I think one factor that will make the Air line quite interesting is the fact that Apple are still selling the M1 variant.
Far from decrying the move as Apple profiteering because they haven't cut the price, the upshot for people who already own it or were thinking of buying it new, refurbished, or used is that it'll probably continue to get MacOS updates for some time and might even get a future price cut if it lingers around for any length of time (beyond a further year or generation perhaps?).
If this thinking was applied to the Mini, the M1 model could linger around following an M2 refresh - which doesn't necessarily need to appear with base specs.
The classic 2012 MacBook Pro (and Mac mini 2012) was supported right up until October 2019's Catalina which will be receiving its final security updates this year. Yes, it sucks for people who bought the laptop in early 2016 that they only got 3 official MacOS versions but the hardware itself was very long in the tooth.

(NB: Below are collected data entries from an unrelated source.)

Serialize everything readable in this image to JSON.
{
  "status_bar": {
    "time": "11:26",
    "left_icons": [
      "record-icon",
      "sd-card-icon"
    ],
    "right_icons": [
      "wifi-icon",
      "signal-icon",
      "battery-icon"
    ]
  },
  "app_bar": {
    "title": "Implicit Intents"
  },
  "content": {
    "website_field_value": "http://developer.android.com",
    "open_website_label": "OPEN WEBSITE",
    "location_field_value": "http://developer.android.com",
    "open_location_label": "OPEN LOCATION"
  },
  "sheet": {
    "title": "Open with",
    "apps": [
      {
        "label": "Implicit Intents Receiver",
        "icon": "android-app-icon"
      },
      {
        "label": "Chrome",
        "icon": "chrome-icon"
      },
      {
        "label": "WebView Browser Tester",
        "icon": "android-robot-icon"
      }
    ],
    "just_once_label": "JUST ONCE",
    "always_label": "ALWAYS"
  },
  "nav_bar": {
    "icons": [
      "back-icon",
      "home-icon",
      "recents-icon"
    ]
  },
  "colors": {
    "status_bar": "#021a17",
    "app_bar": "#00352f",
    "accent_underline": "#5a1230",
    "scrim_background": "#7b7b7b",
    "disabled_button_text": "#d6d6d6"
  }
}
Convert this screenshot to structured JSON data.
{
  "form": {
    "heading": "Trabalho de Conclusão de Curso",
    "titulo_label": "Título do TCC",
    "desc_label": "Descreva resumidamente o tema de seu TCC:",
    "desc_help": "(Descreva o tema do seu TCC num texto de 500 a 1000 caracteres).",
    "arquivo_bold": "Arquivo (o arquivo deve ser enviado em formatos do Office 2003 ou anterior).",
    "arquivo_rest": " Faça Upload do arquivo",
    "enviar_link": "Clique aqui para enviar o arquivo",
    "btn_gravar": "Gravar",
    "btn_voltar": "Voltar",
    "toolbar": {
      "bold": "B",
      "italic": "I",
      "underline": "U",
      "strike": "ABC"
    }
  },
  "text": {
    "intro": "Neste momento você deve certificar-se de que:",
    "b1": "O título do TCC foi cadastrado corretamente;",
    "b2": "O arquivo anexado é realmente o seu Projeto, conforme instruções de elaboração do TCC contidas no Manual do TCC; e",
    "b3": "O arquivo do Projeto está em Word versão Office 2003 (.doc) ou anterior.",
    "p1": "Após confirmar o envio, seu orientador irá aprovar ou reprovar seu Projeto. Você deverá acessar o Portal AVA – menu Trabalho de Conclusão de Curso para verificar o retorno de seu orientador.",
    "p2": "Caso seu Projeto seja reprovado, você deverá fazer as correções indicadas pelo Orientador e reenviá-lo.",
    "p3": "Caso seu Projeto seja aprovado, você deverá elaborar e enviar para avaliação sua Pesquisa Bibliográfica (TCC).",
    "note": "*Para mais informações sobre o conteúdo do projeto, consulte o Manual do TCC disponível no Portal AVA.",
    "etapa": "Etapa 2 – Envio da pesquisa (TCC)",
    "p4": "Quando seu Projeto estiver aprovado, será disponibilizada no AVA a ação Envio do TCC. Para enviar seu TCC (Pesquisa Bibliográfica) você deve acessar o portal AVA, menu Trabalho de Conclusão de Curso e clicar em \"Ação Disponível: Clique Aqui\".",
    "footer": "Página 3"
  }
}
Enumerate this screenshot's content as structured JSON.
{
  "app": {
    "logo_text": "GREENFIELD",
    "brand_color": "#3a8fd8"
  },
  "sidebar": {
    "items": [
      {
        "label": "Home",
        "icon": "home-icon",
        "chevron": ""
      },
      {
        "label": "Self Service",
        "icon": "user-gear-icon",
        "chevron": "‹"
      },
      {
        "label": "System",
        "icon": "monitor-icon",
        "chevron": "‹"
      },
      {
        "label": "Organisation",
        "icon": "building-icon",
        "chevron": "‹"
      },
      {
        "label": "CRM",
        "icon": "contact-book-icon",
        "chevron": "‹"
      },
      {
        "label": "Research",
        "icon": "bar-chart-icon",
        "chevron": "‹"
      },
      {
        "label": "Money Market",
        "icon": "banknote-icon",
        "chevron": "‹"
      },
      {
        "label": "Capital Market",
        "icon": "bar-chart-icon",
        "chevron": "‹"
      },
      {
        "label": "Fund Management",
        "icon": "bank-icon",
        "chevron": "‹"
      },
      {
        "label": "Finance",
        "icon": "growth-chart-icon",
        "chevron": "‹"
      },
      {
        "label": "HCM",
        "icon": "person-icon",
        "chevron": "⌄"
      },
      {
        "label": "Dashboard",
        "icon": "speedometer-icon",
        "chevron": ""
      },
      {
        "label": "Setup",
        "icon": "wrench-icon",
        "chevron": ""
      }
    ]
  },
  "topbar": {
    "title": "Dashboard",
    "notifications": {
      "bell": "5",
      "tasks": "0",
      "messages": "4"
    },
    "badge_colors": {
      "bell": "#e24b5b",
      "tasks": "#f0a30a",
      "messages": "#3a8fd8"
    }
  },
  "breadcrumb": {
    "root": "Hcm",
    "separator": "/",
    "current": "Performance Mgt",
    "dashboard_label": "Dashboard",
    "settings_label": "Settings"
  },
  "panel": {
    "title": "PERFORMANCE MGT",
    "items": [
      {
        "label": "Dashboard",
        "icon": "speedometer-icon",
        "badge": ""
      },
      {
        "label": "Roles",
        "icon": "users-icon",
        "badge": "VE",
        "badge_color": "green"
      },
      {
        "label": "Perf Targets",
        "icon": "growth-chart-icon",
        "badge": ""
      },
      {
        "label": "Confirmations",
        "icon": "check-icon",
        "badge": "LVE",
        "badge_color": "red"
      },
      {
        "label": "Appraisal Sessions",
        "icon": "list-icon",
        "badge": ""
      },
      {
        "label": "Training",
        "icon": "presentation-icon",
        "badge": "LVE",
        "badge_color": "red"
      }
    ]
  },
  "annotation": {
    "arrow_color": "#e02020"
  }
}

In a way, the odd models in Apple's lineup have been getting some love - the 2014 Mac mini was kept going until 2018 and therefore is still supported by Monterey even through the similar specified MacBook Pro from 2013 and 2014 were replaced within a year and ineligible.
The big shock has come with MacOS Ventura which cut a massive swathe through later Intel models, the next big model cuts will come in 2025 when non T2 CPU models will be cut I fear.
I've been considering an M1 Mini for some time to replace my 2012 model but now despite an expected price rise in the UK my thinking is that an M2 Mini would obviously receive more official MacOS versions for longer. Any MacOS updates beyond year 5 is down to Apple and it does look like they might be generous with buyers of their first ARM iterations.
In fact, even though the M1 MacBook Pro looks like it's been fully discontinued by Apple I would suppose that they would just keep supporting as long as M1 remained relevant to them in general.
The M2 mini should have a 24 GB option and an M2 Pro mini should support three displays and have a lot more compute. In tech, there's no harm in waiting.
That's if Apple release an M2 Pro mini - it wouldn't come this year while the MacBook Pro 14 and 16 are still on M1 Pro. 24Gb as an option in the M2 helps paper over the Pro sized gap in the line-up.
If Apple were ever to release an M2 Pro mini it would surely be the sweet spot for many and could steal sales off the Mac Studio.